La signification profonde de toutes ces ambiguïtés et hésitations réside sans doute dans la difficulté qu'éprouve Réquichot à communiquer au moyen de son art. Et nous retrouvons là le problème évoqué pour commencer, celui du rapport de ses créations avec sa solitude. Car il est évident que cette frénésie productive qui caractérise le personnage, ces multiplicités de directions, cette incohérence de l'évolution, révèlent un être qui souffre du besoin de communiquer sans y parvenir tout à fait. Les fausses lettres sont un violent témoignage de cette impossibilité. Passant de la forme abstraite à un graphisme proche de l'écriture, Réquichot invente pourtant des signes illisibles. Seule la mise en page permet d'indiquer qu'il s'agit de lettres et d'évoquer le contenu qu'elles renferment. La comparaison entre la lettre d'injures et celle de remerciements est édifiante : points de suspension, mots soulignés, écriture rapide et décidée, mots répétés dans un cas; mise en page bien ordonnée, graphisme uniforme dans l'autre. Et pourtant ces deux lettres ne signifient rien d'autre qu'un état d'âme et l'influence qu'il peut avoir sur la création des signes. À un humour assez exceptionnel dans l'oeuvre s'ajoute ici une très forte dimension d'angoisse, d'étouffement de la communication.
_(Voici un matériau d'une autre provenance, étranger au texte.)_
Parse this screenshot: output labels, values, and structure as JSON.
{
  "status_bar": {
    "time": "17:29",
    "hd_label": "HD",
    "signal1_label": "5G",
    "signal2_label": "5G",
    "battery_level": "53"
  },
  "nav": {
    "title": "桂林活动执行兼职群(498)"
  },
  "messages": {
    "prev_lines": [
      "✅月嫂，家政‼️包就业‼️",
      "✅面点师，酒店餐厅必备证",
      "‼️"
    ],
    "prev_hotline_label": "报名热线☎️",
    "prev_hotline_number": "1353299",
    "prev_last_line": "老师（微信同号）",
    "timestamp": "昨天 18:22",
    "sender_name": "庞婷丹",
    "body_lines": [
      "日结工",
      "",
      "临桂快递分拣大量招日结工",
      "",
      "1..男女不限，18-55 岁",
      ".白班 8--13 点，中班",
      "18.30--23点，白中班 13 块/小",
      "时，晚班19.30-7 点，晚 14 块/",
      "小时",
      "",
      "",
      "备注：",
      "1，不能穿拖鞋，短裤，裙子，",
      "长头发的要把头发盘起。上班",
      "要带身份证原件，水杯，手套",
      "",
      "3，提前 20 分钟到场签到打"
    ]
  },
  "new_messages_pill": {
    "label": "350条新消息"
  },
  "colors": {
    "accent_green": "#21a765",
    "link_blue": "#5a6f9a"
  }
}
Enfin, ces hésitations dans le choix d'une série qui permettrait de mieux communiquer, prennent une résonance encore plus forte quand on sait que, parallèlement à son travail plastique, Réquichot était également écrivain et en particulier poète. Certains poèmes, tels "PATOK NIKOKTIKA", "KRITI" et surtout "K.K.O. PIKOTE", rejoignent des préoccupations plastiques, juxtaposant non plus des mots, mais des lettres. Là encore, comme dans les fausses lettres, cette fabrication de signes dénués de sens évident, révèle un être dont toute l'oeuvre consiste à perpétuellement remettre en cause des solutions expressives trop simples pour finalement aboutir à une impasse totale, à une impossibilité communicative, tant dans le formel que dans l'écrit, et à ne plus pouvoir se réfugier que dans le suicide.